Squat d’héroïnomanes kényans dans la ville côtière de Lamu, en novembre 2014. / Goran Tomasevic / REUTERS

Une fois acceptés, les humanitaires sensibilisent les toxicomanes à l’hépatite C, maladie transmise par le sang, la plupart du temps par les échanges de seringues ou des rapports sexuels qui provoquent des lésions. Ils proposent des tests de dépistage et des traitements. Comme ses pairs, John est très méfiant. Ils prennent au départ les médecins pour des indics. « On n’a jamais entendu parler de cette maladie, les mecs arrivent, disent que le traitement est très cher (100 000 shillings, soit 850 euros) et qu’ils veulent nous le donner ? La plupart des gars ont dit non », se souvient-il en agitant la tête de gauche à droite. Les héroïnomanes craignent d’être utilisés comme cobayes. De plus, « beaucoup préfèrent ne pas savoir s’ils sont infectés », ajoute Manassen Murage, un jeune médecin de MDM spécialisé dans le VIH et l’hépatite C.

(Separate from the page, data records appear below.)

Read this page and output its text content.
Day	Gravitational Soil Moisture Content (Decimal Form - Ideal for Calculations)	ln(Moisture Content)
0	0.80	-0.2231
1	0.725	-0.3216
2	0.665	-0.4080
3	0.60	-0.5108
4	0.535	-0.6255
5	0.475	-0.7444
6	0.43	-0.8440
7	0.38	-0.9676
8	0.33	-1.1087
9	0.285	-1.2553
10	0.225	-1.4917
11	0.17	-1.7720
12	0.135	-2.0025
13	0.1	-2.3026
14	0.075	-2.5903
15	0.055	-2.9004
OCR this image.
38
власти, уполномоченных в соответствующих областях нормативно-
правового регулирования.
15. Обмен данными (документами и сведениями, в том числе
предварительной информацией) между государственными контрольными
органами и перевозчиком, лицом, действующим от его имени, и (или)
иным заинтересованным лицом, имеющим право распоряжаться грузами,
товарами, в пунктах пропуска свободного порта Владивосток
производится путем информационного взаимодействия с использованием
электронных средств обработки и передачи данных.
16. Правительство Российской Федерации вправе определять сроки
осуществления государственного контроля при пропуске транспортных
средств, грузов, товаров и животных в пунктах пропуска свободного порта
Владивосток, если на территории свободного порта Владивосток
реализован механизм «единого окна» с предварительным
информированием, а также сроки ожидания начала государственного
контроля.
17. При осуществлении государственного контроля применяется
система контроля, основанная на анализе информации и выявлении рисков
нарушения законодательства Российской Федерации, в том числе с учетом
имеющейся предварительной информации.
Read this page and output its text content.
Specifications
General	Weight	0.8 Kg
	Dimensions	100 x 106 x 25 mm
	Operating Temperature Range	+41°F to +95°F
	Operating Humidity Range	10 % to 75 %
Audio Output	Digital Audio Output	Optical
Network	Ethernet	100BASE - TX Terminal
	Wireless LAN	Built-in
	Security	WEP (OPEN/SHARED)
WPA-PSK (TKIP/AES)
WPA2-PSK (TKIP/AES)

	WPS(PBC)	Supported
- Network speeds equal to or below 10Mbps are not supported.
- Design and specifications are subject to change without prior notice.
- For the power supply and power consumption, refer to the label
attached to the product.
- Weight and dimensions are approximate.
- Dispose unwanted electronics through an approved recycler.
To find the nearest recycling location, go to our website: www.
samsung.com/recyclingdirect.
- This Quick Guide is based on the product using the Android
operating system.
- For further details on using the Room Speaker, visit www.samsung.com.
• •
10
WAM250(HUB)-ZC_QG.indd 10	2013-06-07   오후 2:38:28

Ce petit homme au regard confiant, désigné par d’anciens patients comme un « ange gardien », finit par convaincre John de faire le test en juillet 2017. Positif. Sa première réaction est une colère immense qu’il retourne contre lui-même. « Je n’ai pas pu rentrer chez moi, annoncer à ma mère ce que j’avais attrapé. J’avais perdu tout espoir. Je suis allé au repaire, j’ai pris plein de drogues, beaucoup bu, fumé, eu des relations sexuelles. »

Opportunité

Au bout de quelques semaines, il finit par demander à Manassen s’il peut recevoir le traitement. Le programme de Médecins du monde, développé depuis 2016 avec Médecins sans frontières, sur cofinancement d’Unitaid, arrive alors à son terme. Il ne reste que quelques mois, John saisit l’opportunité. Les quatre-vingt-quatre jours de traitement au sofosbuvir sont difficiles. « Au départ, je n’avais pas accès à la méthadone. Quand vous prenez encore de l’héroïne, que vous êtes encore dans le repaire, c’est très compliqué de bien suivre votre traitement. » Outre le déphasage lié à la drogue, les allers-retours quotidiens en transport en commun sont longs depuis Dagoretti jusqu’à la clinique de MDM. Pour ceux qui travaillent, concilier les deux est presque impossible.

Fin 2017, John réalise un dernier test. Négatif. La maladie a été vaincue, mais pas l’appel de l’héroïne. Même après avoir commencé la méthadone, John s’est « repiqué ». « Mais avec des seringues propres », lâche-t-il dans un sourire ingénu, précisant qu’il n’a plus rien touché depuis trois mois. Ses relations avec sa famille se réchauffent petit à petit, il envisage de devenir fermier, peut être un jour guide touristique. Et veut aider « ceux du repaire » à bénéficier eux aussi d’un traitement. « Il faut des gens qui connaissent l’effet d’un shoot et l’effet d’une descente, sinon c’est trop difficile de les convaincre. Il faut aussi trouver des solutions pour les transports, car beaucoup arrêtent juste à cause de cela. » Début 2019, MSF prévoit justement d’ouvrir un nouveau programme de traitement, cette fois près de Dagoretti.

Cette série a été réalisée dans le cadre d’un partenariat avec Unitaid.